Sunday, August 15, 2010

Traditional "Healing"

A few days ago a teacher visited our health center. In his hand was a list of over 100 traditional medicines that he had collected from elders across the region. Some were plant roots or leaves, other were less appetizing body parts of bats and rodents. He asked us to review the list and tell him which were safe to administer to patients.

Our answer: While we can point out some treatments that are clearly harmful, we have no way of telling if most of his treatments were helpful, harmful, or whether they had no effect what-so ever.

Traditional medicines pose an interesting challenge for practitioners of western medicine here in our region. Technically, traditional medicine is illegal so it usually practiced secretly in homes and remote villages. While I am personally fascinated by the potential of traditional remedies, for the most part, what we see and hear about are the traditional practices that do much more harm than good. Here are a few interesting (and often sad) examples.

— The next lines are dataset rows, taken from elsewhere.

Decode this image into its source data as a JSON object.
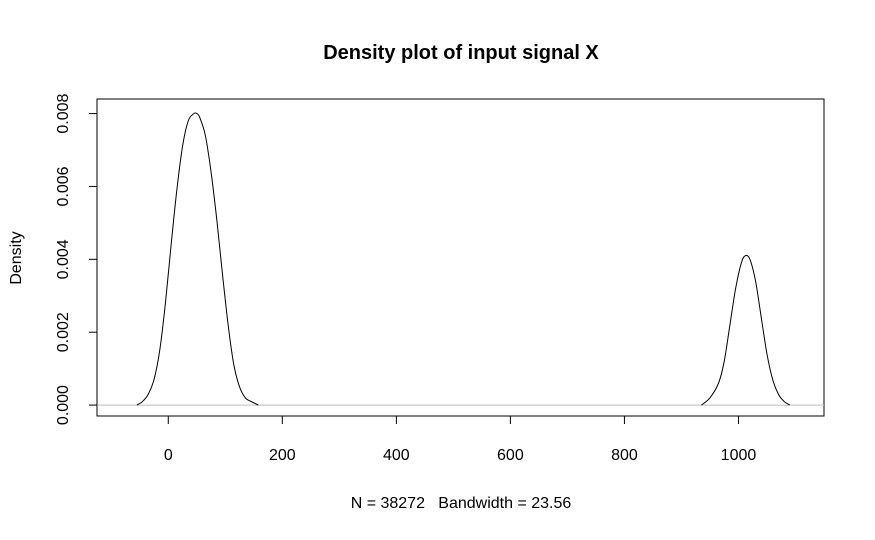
{
  "chart_data": {
    "type": "line",
    "title": "Density plot of input signal X",
    "xlabel": "N = 38272   Bandwidth = 23.56",
    "ylabel": "Density",
    "xlim": [
      -125,
      1150
    ],
    "ylim": [
      -0.0003,
      0.0084
    ],
    "x_ticks": [
      0,
      200,
      400,
      600,
      800,
      1000
    ],
    "x_tick_labels": [
      "0",
      "200",
      "400",
      "600",
      "800",
      "1000"
    ],
    "y_ticks": [
      0.0,
      0.002,
      0.004,
      0.006,
      0.008
    ],
    "y_tick_labels": [
      "0.000",
      "0.002",
      "0.004",
      "0.006",
      "0.008"
    ],
    "baseline": 0,
    "series": [
      {
        "x": [
          -55,
          -45,
          -35,
          -25,
          -15,
          -5,
          5,
          15,
          25,
          35,
          45,
          50,
          55,
          65,
          75,
          85,
          95,
          105,
          115,
          125,
          135,
          145,
          158,
          935,
          950,
          965,
          975,
          985,
          995,
          1005,
          1012,
          1020,
          1030,
          1040,
          1050,
          1060,
          1070,
          1080,
          1090
        ],
        "y": [
          0.0,
          0.0001,
          0.0003,
          0.0007,
          0.0015,
          0.0028,
          0.0044,
          0.0059,
          0.0071,
          0.0078,
          0.008,
          0.008,
          0.0079,
          0.0074,
          0.0064,
          0.0051,
          0.0036,
          0.0022,
          0.0011,
          0.0005,
          0.0002,
          0.0001,
          0.0,
          0.0,
          0.0002,
          0.0006,
          0.0012,
          0.0022,
          0.0032,
          0.0039,
          0.0041,
          0.004,
          0.0034,
          0.0024,
          0.0014,
          0.0007,
          0.0003,
          0.0001,
          0.0
        ]
      }
    ]
  }
}
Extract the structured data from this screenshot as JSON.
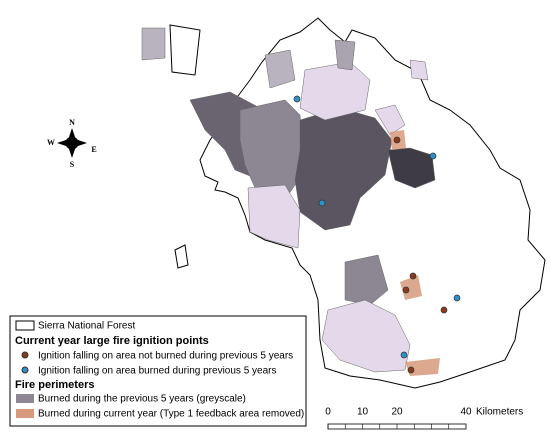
{
  "legend": {
    "boundary": "Sierra National Forest",
    "points_title": "Current year large fire ignition points",
    "points": [
      "Ignition falling on area not burned during previous 5 years",
      "Ignition falling on area burned during previous 5 years"
    ],
    "perimeters_title": "Fire perimeters",
    "perimeters": [
      "Burned during the previous 5 years (greyscale)",
      "Burned during current year (Type 1 feedback area removed)"
    ]
  },
  "compass": {
    "north": "N",
    "west": "W",
    "east": "E",
    "south": "S"
  },
  "scale_bar": {
    "labels": [
      0,
      10,
      20,
      40
    ],
    "unit": "Kilometers"
  }
}
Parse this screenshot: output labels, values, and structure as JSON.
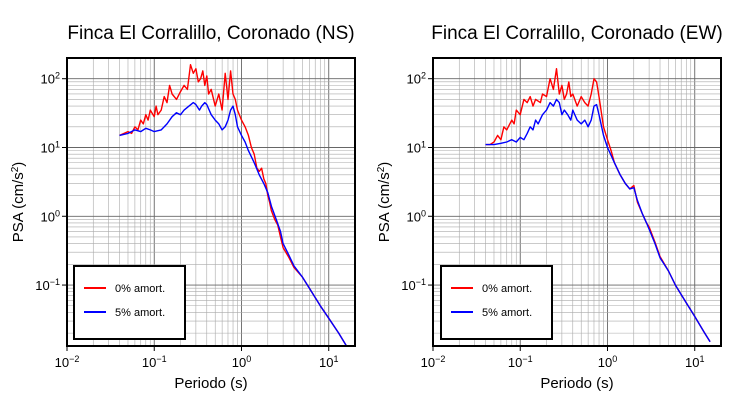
{
  "chart_data": [
    {
      "type": "line",
      "title": "Finca El Corralillo, Coronado (NS)",
      "xlabel": "Periodo (s)",
      "ylabel": "PSA (cm/s²)",
      "xscale": "log",
      "yscale": "log",
      "xlim": [
        0.01,
        20
      ],
      "ylim": [
        0.013,
        200
      ],
      "xticks": [
        {
          "base": "10",
          "exp": "−2",
          "value": 0.01
        },
        {
          "base": "10",
          "exp": "−1",
          "value": 0.1
        },
        {
          "base": "10",
          "exp": "0",
          "value": 1
        },
        {
          "base": "10",
          "exp": "1",
          "value": 10
        }
      ],
      "yticks": [
        {
          "base": "10",
          "exp": "−1",
          "value": 0.1
        },
        {
          "base": "10",
          "exp": "0",
          "value": 1
        },
        {
          "base": "10",
          "exp": "1",
          "value": 10
        },
        {
          "base": "10",
          "exp": "2",
          "value": 100
        }
      ],
      "grid": true,
      "legend_position": "bottom-left",
      "series": [
        {
          "name": "0% amort.",
          "color": "#ff0000",
          "points": [
            [
              0.04,
              15
            ],
            [
              0.045,
              16
            ],
            [
              0.05,
              17
            ],
            [
              0.055,
              16
            ],
            [
              0.06,
              20
            ],
            [
              0.065,
              18
            ],
            [
              0.07,
              25
            ],
            [
              0.075,
              22
            ],
            [
              0.08,
              30
            ],
            [
              0.085,
              25
            ],
            [
              0.09,
              35
            ],
            [
              0.1,
              28
            ],
            [
              0.105,
              40
            ],
            [
              0.11,
              30
            ],
            [
              0.12,
              35
            ],
            [
              0.13,
              55
            ],
            [
              0.14,
              45
            ],
            [
              0.15,
              80
            ],
            [
              0.16,
              60
            ],
            [
              0.18,
              50
            ],
            [
              0.2,
              65
            ],
            [
              0.22,
              80
            ],
            [
              0.24,
              70
            ],
            [
              0.26,
              160
            ],
            [
              0.28,
              120
            ],
            [
              0.3,
              140
            ],
            [
              0.32,
              90
            ],
            [
              0.34,
              100
            ],
            [
              0.36,
              130
            ],
            [
              0.38,
              80
            ],
            [
              0.4,
              110
            ],
            [
              0.42,
              60
            ],
            [
              0.45,
              70
            ],
            [
              0.5,
              40
            ],
            [
              0.55,
              60
            ],
            [
              0.6,
              35
            ],
            [
              0.65,
              120
            ],
            [
              0.7,
              50
            ],
            [
              0.75,
              130
            ],
            [
              0.8,
              60
            ],
            [
              0.85,
              50
            ],
            [
              0.9,
              35
            ],
            [
              1.0,
              25
            ],
            [
              1.1,
              20
            ],
            [
              1.2,
              15
            ],
            [
              1.3,
              10
            ],
            [
              1.4,
              8
            ],
            [
              1.5,
              5
            ],
            [
              1.6,
              4.5
            ],
            [
              1.7,
              5
            ],
            [
              1.8,
              3.5
            ],
            [
              1.9,
              3
            ],
            [
              2.0,
              2
            ],
            [
              2.1,
              1.6
            ],
            [
              2.2,
              1.2
            ],
            [
              2.4,
              0.9
            ],
            [
              2.6,
              0.75
            ],
            [
              2.8,
              0.5
            ],
            [
              3.0,
              0.35
            ],
            [
              3.5,
              0.25
            ],
            [
              4,
              0.18
            ],
            [
              5,
              0.13
            ],
            [
              6,
              0.09
            ],
            [
              8,
              0.05
            ],
            [
              10,
              0.033
            ],
            [
              13,
              0.02
            ],
            [
              16,
              0.013
            ]
          ]
        },
        {
          "name": "5% amort.",
          "color": "#0000ff",
          "points": [
            [
              0.04,
              15
            ],
            [
              0.05,
              16
            ],
            [
              0.06,
              18
            ],
            [
              0.07,
              17
            ],
            [
              0.08,
              19
            ],
            [
              0.09,
              18
            ],
            [
              0.1,
              17
            ],
            [
              0.12,
              18
            ],
            [
              0.14,
              22
            ],
            [
              0.16,
              28
            ],
            [
              0.18,
              32
            ],
            [
              0.2,
              30
            ],
            [
              0.22,
              35
            ],
            [
              0.25,
              40
            ],
            [
              0.28,
              45
            ],
            [
              0.3,
              42
            ],
            [
              0.33,
              35
            ],
            [
              0.35,
              40
            ],
            [
              0.38,
              45
            ],
            [
              0.4,
              42
            ],
            [
              0.45,
              30
            ],
            [
              0.5,
              25
            ],
            [
              0.55,
              22
            ],
            [
              0.6,
              18
            ],
            [
              0.65,
              20
            ],
            [
              0.7,
              25
            ],
            [
              0.75,
              35
            ],
            [
              0.8,
              40
            ],
            [
              0.85,
              30
            ],
            [
              0.9,
              20
            ],
            [
              1.0,
              15
            ],
            [
              1.1,
              12
            ],
            [
              1.2,
              9
            ],
            [
              1.4,
              6
            ],
            [
              1.6,
              4
            ],
            [
              1.8,
              3
            ],
            [
              2.0,
              2.2
            ],
            [
              2.2,
              1.4
            ],
            [
              2.5,
              0.9
            ],
            [
              2.8,
              0.6
            ],
            [
              3.0,
              0.4
            ],
            [
              3.5,
              0.27
            ],
            [
              4,
              0.19
            ],
            [
              5,
              0.13
            ],
            [
              6,
              0.09
            ],
            [
              8,
              0.05
            ],
            [
              10,
              0.033
            ],
            [
              13,
              0.02
            ],
            [
              16,
              0.013
            ]
          ]
        }
      ]
    },
    {
      "type": "line",
      "title": "Finca El Corralillo, Coronado (EW)",
      "xlabel": "Periodo (s)",
      "ylabel": "PSA (cm/s²)",
      "xscale": "log",
      "yscale": "log",
      "xlim": [
        0.01,
        20
      ],
      "ylim": [
        0.013,
        200
      ],
      "xticks": [
        {
          "base": "10",
          "exp": "−2",
          "value": 0.01
        },
        {
          "base": "10",
          "exp": "−1",
          "value": 0.1
        },
        {
          "base": "10",
          "exp": "0",
          "value": 1
        },
        {
          "base": "10",
          "exp": "1",
          "value": 10
        }
      ],
      "yticks": [
        {
          "base": "10",
          "exp": "−1",
          "value": 0.1
        },
        {
          "base": "10",
          "exp": "0",
          "value": 1
        },
        {
          "base": "10",
          "exp": "1",
          "value": 10
        },
        {
          "base": "10",
          "exp": "2",
          "value": 100
        }
      ],
      "grid": true,
      "legend_position": "bottom-left",
      "series": [
        {
          "name": "0% amort.",
          "color": "#ff0000",
          "points": [
            [
              0.04,
              11
            ],
            [
              0.045,
              11
            ],
            [
              0.05,
              12
            ],
            [
              0.055,
              15
            ],
            [
              0.06,
              13
            ],
            [
              0.065,
              20
            ],
            [
              0.07,
              18
            ],
            [
              0.08,
              25
            ],
            [
              0.085,
              22
            ],
            [
              0.09,
              35
            ],
            [
              0.1,
              30
            ],
            [
              0.11,
              50
            ],
            [
              0.12,
              45
            ],
            [
              0.13,
              55
            ],
            [
              0.14,
              40
            ],
            [
              0.15,
              50
            ],
            [
              0.17,
              45
            ],
            [
              0.18,
              60
            ],
            [
              0.2,
              55
            ],
            [
              0.22,
              100
            ],
            [
              0.24,
              70
            ],
            [
              0.26,
              140
            ],
            [
              0.28,
              60
            ],
            [
              0.3,
              80
            ],
            [
              0.32,
              50
            ],
            [
              0.34,
              60
            ],
            [
              0.36,
              90
            ],
            [
              0.38,
              55
            ],
            [
              0.4,
              60
            ],
            [
              0.45,
              40
            ],
            [
              0.5,
              55
            ],
            [
              0.55,
              45
            ],
            [
              0.6,
              40
            ],
            [
              0.65,
              60
            ],
            [
              0.7,
              100
            ],
            [
              0.75,
              90
            ],
            [
              0.8,
              55
            ],
            [
              0.9,
              20
            ],
            [
              1.0,
              13
            ],
            [
              1.1,
              9
            ],
            [
              1.2,
              6
            ],
            [
              1.4,
              4
            ],
            [
              1.6,
              3
            ],
            [
              1.8,
              2.5
            ],
            [
              2.0,
              2.8
            ],
            [
              2.2,
              1.6
            ],
            [
              2.5,
              1.1
            ],
            [
              2.8,
              0.8
            ],
            [
              3.0,
              0.7
            ],
            [
              3.5,
              0.42
            ],
            [
              4,
              0.26
            ],
            [
              5,
              0.16
            ],
            [
              6,
              0.1
            ],
            [
              8,
              0.055
            ],
            [
              10,
              0.035
            ],
            [
              13,
              0.02
            ],
            [
              15,
              0.015
            ]
          ]
        },
        {
          "name": "5% amort.",
          "color": "#0000ff",
          "points": [
            [
              0.04,
              11
            ],
            [
              0.05,
              11
            ],
            [
              0.06,
              11.5
            ],
            [
              0.07,
              12
            ],
            [
              0.08,
              13
            ],
            [
              0.09,
              12
            ],
            [
              0.1,
              14
            ],
            [
              0.11,
              13
            ],
            [
              0.12,
              16
            ],
            [
              0.13,
              20
            ],
            [
              0.14,
              18
            ],
            [
              0.15,
              25
            ],
            [
              0.16,
              22
            ],
            [
              0.18,
              30
            ],
            [
              0.2,
              35
            ],
            [
              0.22,
              45
            ],
            [
              0.24,
              40
            ],
            [
              0.26,
              50
            ],
            [
              0.28,
              45
            ],
            [
              0.3,
              30
            ],
            [
              0.32,
              35
            ],
            [
              0.35,
              30
            ],
            [
              0.38,
              25
            ],
            [
              0.4,
              35
            ],
            [
              0.45,
              25
            ],
            [
              0.5,
              22
            ],
            [
              0.55,
              25
            ],
            [
              0.6,
              20
            ],
            [
              0.65,
              25
            ],
            [
              0.7,
              40
            ],
            [
              0.75,
              42
            ],
            [
              0.8,
              30
            ],
            [
              0.9,
              15
            ],
            [
              1.0,
              10
            ],
            [
              1.2,
              6
            ],
            [
              1.4,
              4
            ],
            [
              1.6,
              3
            ],
            [
              1.8,
              2.5
            ],
            [
              2.0,
              2.6
            ],
            [
              2.2,
              1.7
            ],
            [
              2.5,
              1.1
            ],
            [
              2.8,
              0.8
            ],
            [
              3.0,
              0.65
            ],
            [
              3.5,
              0.4
            ],
            [
              4,
              0.25
            ],
            [
              5,
              0.16
            ],
            [
              6,
              0.1
            ],
            [
              8,
              0.055
            ],
            [
              10,
              0.035
            ],
            [
              13,
              0.02
            ],
            [
              15,
              0.015
            ]
          ]
        }
      ]
    }
  ]
}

1. The same teacher who visited our health center claimed that one of his medicines could cure HIV, and that he had many examples of patients who were “cured” by his medicines.
2. One of the most common methods of traditional healing here is burning the flesh of sick people—often their abdomen or head.
3. If young children have diarrhea, their teeth are sometimes removed to treat the symptoms.
4. Menstruating women are banned from their homes and must sleep outside during their menses.
5. To relieve headaches, vertical slits are sometimes cut into a person’s eyelids.
6. If veins are visible in a child’s head, they are physically removed by cutting them out with a knife.
7. The uvula (the small piece of tissue hanging down the back of your throat) is removed in children to prevent it from being infected.
8. The Menit—nomadic people to the south of us—have very serious beliefs about children. Children who have epilepsy or children whose upper teach cut before their lower ones are routinely killed.

A few weeks ago a 7-year-old was brought into our health center after his parents practiced traditional burning in their home. They were attempting to prevent a leg abscess from spreading upward by burning his abdomen. Unfortunately, they burned so deeply that the burn went all the way into his intestines causing an obstruction. After much consultation, the child was sent home because there was nothing that could be done--the parents knowing that it was their attempt to heal their child that actually killed him. Such preventable deaths are a terrible tragedy in a region where childhood death rates are already way too high. Or maybe it is the fear and desperation associated with seeing children die that drives parents to extreme, harmful acts.